The Feature Selection Loop is limited to minimizing one parameter. To integrate precision in the feature selection, you will have to come up with a mathematical formulation of the optimization goal. Implement this with a Math Formula (Variable) node and feed this to the Feature Selection Loop End node. I would suggest to start with recall + precision and continue developing your formula from there.

Best,
Stefan

zarniak · June 30, 2019, 6:31pm

@stelfrich thanks for answer but i think i haven’t stated my problem clearly - i am optimizing recall (only one parameter) and this is my main target. but while looping feature selection i want to know how precision is behaving

low precision in my will trigger much workload later on and i need to come up with good compromise between recall and precision that’s why i want to know what is the levels of precision for given best feature mix while feature selection.

beginner · July 1, 2019, 6:08am

Isn’t that why stelfrich is right with his suggestion? You optimze directly for a good balance between recall and precision.
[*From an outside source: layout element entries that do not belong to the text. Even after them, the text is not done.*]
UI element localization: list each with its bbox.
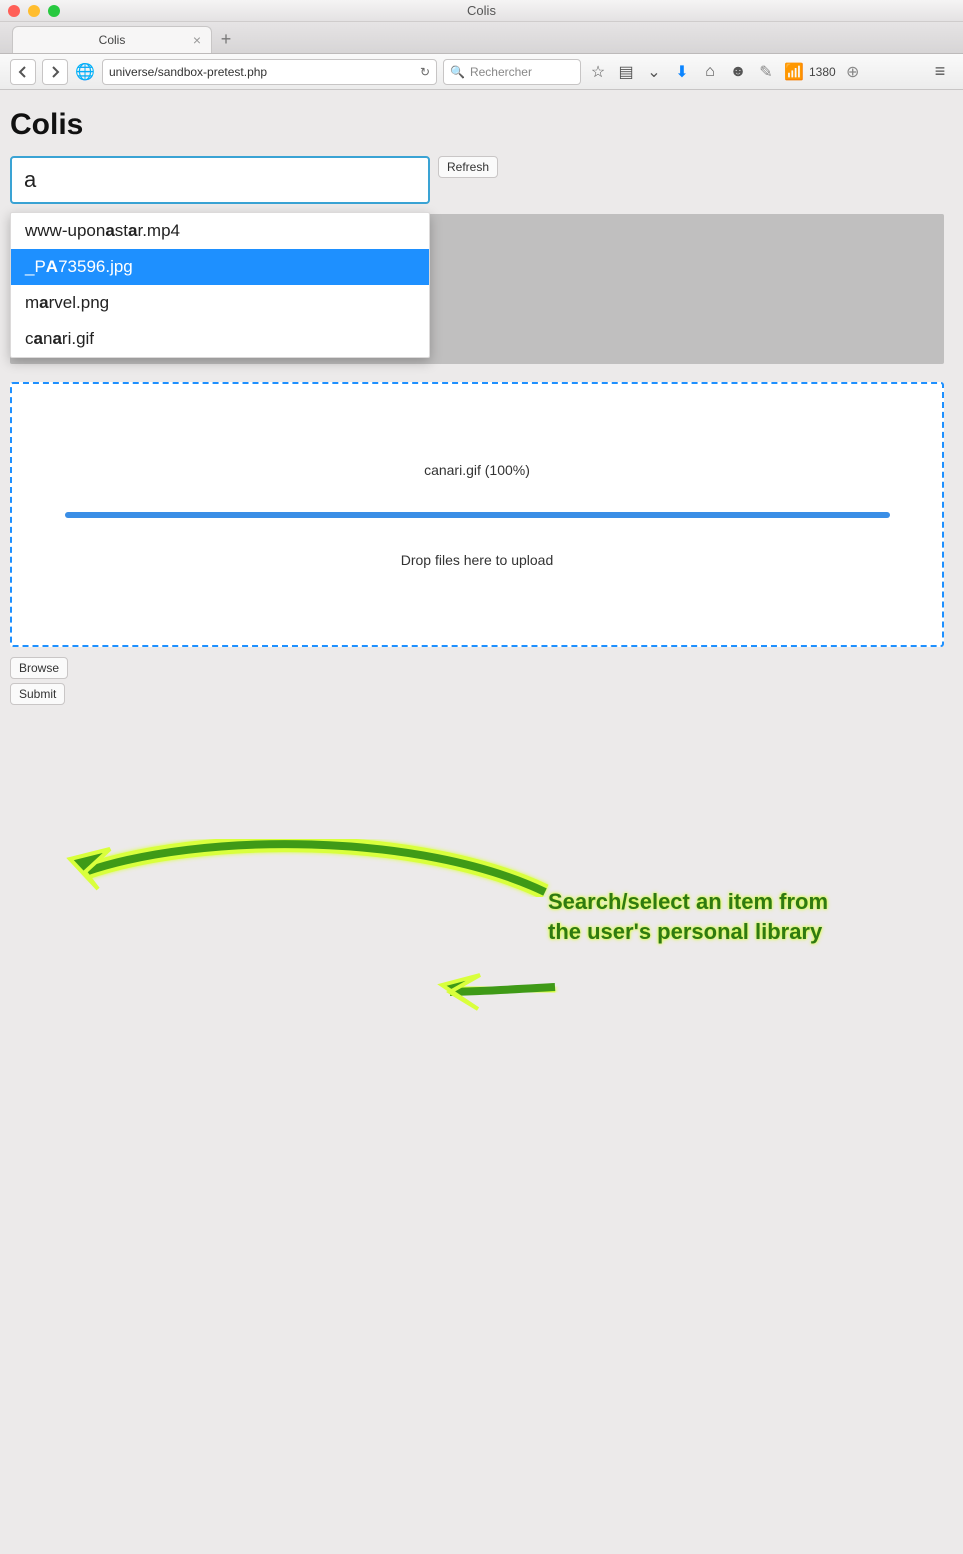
- autocomplete-dropdown: www-uponastar.mp4 _PA73596.jpg marvel.pn…: [10, 212, 430, 358]
- annotation-text: Search/select an item from the user's pe…: [548, 887, 948, 946]
- browser-tab-title: Colis: [99, 33, 126, 47]
- dropzone-hint: Drop files here to upload: [401, 552, 554, 568]
- url-text: universe/sandbox-pretest.php: [109, 65, 267, 79]
- page-content: Colis Refresh www-uponastar.mp4 _PA73596…: [0, 90, 963, 717]
- reload-icon[interactable]: ↻: [420, 65, 430, 79]
- autocomplete-item[interactable]: www-uponastar.mp4: [11, 213, 429, 249]
- close-tab-icon[interactable]: ×: [193, 32, 201, 48]
- library-search-input[interactable]: [10, 156, 430, 204]
- traffic-lights: [8, 5, 60, 17]
- minimize-window-button[interactable]: [28, 5, 40, 17]
- submit-button[interactable]: Submit: [10, 683, 65, 705]
- browser-search-bar[interactable]: 🔍 Rechercher: [443, 59, 581, 85]
- browser-toolbar: 🌐 universe/sandbox-pretest.php ↻ 🔍 Reche…: [0, 54, 963, 90]
- rss-icon: 📶: [783, 62, 805, 82]
- zoom-window-button[interactable]: [48, 5, 60, 17]
- autocomplete-item[interactable]: canari.gif: [11, 321, 429, 357]
- back-button[interactable]: [10, 59, 36, 85]
- rss-indicator[interactable]: 📶 1380: [783, 62, 836, 82]
- autocomplete-item-selected[interactable]: _PA73596.jpg: [11, 249, 429, 285]
- upload-file-status: canari.gif (100%): [424, 462, 530, 478]
- window-title: Colis: [0, 3, 963, 18]
- chat-icon[interactable]: ☻: [727, 63, 749, 81]
- browser-search-placeholder: Rechercher: [470, 65, 532, 79]
- upload-dropzone[interactable]: canari.gif (100%) Drop files here to upl…: [10, 382, 944, 647]
- download-icon[interactable]: ⬇: [671, 62, 693, 82]
- upload-progress-bar: [65, 512, 890, 518]
- globe-icon: 🌐: [74, 62, 96, 82]
- addon-icon[interactable]: ✎: [755, 62, 777, 82]
- browser-tab-strip: Colis × +: [0, 22, 963, 54]
- autocomplete-item[interactable]: marvel.png: [11, 285, 429, 321]
- search-icon: 🔍: [450, 65, 465, 79]
- hamburger-menu-icon[interactable]: ≡: [927, 61, 953, 82]
- annotation-arrows: [0, 717, 963, 1554]
- search-row: Refresh: [10, 156, 953, 204]
- window-titlebar: Colis: [0, 0, 963, 22]
- close-window-button[interactable]: [8, 5, 20, 17]
- pocket-icon[interactable]: ⌄: [643, 62, 665, 82]
- refresh-button[interactable]: Refresh: [438, 156, 498, 178]
- rss-count: 1380: [809, 65, 836, 79]
- browser-tab[interactable]: Colis ×: [12, 26, 212, 53]
- forward-button[interactable]: [42, 59, 68, 85]
- new-tab-button[interactable]: +: [212, 26, 240, 53]
- reader-icon[interactable]: ▤: [615, 62, 637, 82]
- url-bar[interactable]: universe/sandbox-pretest.php ↻: [102, 59, 437, 85]
- arrow-left-icon: [16, 65, 30, 79]
- home-icon[interactable]: ⌂: [699, 63, 721, 81]
- upload-progress-fill: [65, 512, 890, 518]
- page-title: Colis: [10, 108, 953, 142]
- arrow-right-icon: [48, 65, 62, 79]
- bookmark-star-icon[interactable]: ☆: [587, 62, 609, 82]
- sync-icon[interactable]: ⊕: [842, 62, 864, 82]
- browse-button[interactable]: Browse: [10, 657, 68, 679]
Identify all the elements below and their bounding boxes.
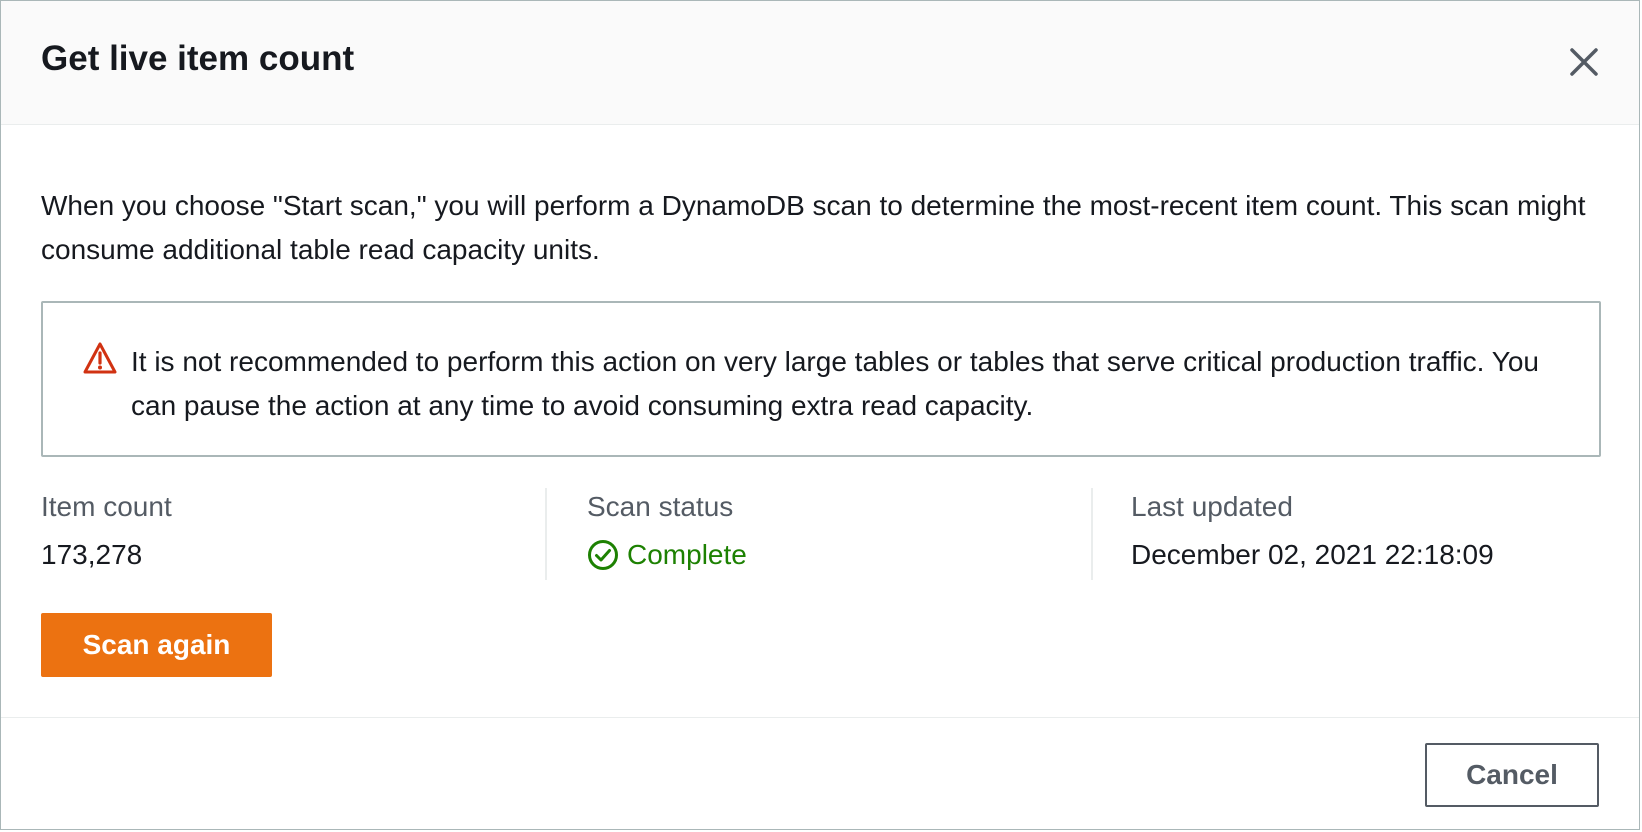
item-count-label: Item count <box>41 491 172 522</box>
modal-title: Get live item count <box>41 39 355 78</box>
item-count-value: 173,278 <box>41 539 143 570</box>
close-icon <box>1570 48 1598 76</box>
check-circle-icon <box>588 540 618 570</box>
stats-row: Item count 173,278 Scan status Complete … <box>41 488 1601 580</box>
stat-divider <box>545 488 547 580</box>
cancel-button[interactable]: Cancel <box>1425 743 1599 807</box>
warning-alert: It is not recommended to perform this ac… <box>41 301 1601 457</box>
stat-divider <box>1091 488 1093 580</box>
scan-status-label: Scan status <box>587 491 734 522</box>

As a general comment, be wary of forward / backwards feature selection. First you always use cross-validation (with fixed seed) within the loop vs just 1 split and even then the method is questionable at best. It will often select irrelevant features.

stelfrich · July 3, 2019, 6:21am

Multi-objective optimization - Wikipedia is an interesting read on the topic, @zarniak.

system · January 1, 2020, 6:22pm

This topic was automatically closed 182 days after the last reply. New replies are no longer allowed.